Near-Optimal Bounds for Binary Embeddings of Arbitrary Sets
This work addresses fundamental challenges in binary embeddings for machine learning and data compression, offering theoretical guarantees that are incremental improvements over prior bounds.
The paper tackles the problem of embedding arbitrary sets from the unit sphere into a Hamming cube with minimal distortion and sample complexity, deriving near-optimal bounds that depend on the Gaussian width of the set, such as m ≈ δ⁻²d for subspaces and m ≈ δ⁻⁴ω²(K) for general sets.
We study embedding a subset $K$ of the unit sphere to the Hamming cube $\{-1,+1\}^m$. We characterize the tradeoff between distortion and sample complexity $m$ in terms of the Gaussian width $ω(K)$ of the set.

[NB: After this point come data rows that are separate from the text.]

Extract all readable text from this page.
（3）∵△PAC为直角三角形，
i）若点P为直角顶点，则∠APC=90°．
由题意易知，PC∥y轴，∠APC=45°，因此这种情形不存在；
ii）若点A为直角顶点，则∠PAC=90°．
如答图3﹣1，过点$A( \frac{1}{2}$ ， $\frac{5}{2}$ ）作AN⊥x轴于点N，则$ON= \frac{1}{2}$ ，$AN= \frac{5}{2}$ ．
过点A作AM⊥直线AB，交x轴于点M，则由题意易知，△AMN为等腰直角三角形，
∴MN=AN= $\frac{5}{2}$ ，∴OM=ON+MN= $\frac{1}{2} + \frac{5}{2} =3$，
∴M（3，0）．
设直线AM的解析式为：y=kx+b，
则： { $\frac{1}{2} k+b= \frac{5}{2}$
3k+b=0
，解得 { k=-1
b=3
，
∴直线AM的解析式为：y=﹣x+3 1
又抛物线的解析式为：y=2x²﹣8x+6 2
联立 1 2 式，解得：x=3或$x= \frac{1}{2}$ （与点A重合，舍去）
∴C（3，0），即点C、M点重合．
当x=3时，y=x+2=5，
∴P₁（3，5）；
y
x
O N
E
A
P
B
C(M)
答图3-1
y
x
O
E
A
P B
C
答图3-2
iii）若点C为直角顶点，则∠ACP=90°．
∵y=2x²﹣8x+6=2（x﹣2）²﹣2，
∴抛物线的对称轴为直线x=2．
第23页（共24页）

For subspaces and several structured sets we show that Gaussian maps provide the optimal tradeoff $m\sim δ^{-2}ω^2(K)$, in particular for $δ$ distortion one needs $m\approxδ^{-2}{d}$ where $d$ is the subspace dimension. For general sets, we provide sharp characterizations which reduces to $m\approx{δ^{-4}}{ω^2(K)}$ after simplification. We provide improved results for local embedding of points that are in close proximity of each other which is related to locality sensitive hashing. We also discuss faster binary embedding where one takes advantage of an initial sketching procedure based on Fast Johnson-Lindenstauss Transform. Finally, we list several numerical observations and discuss open problems.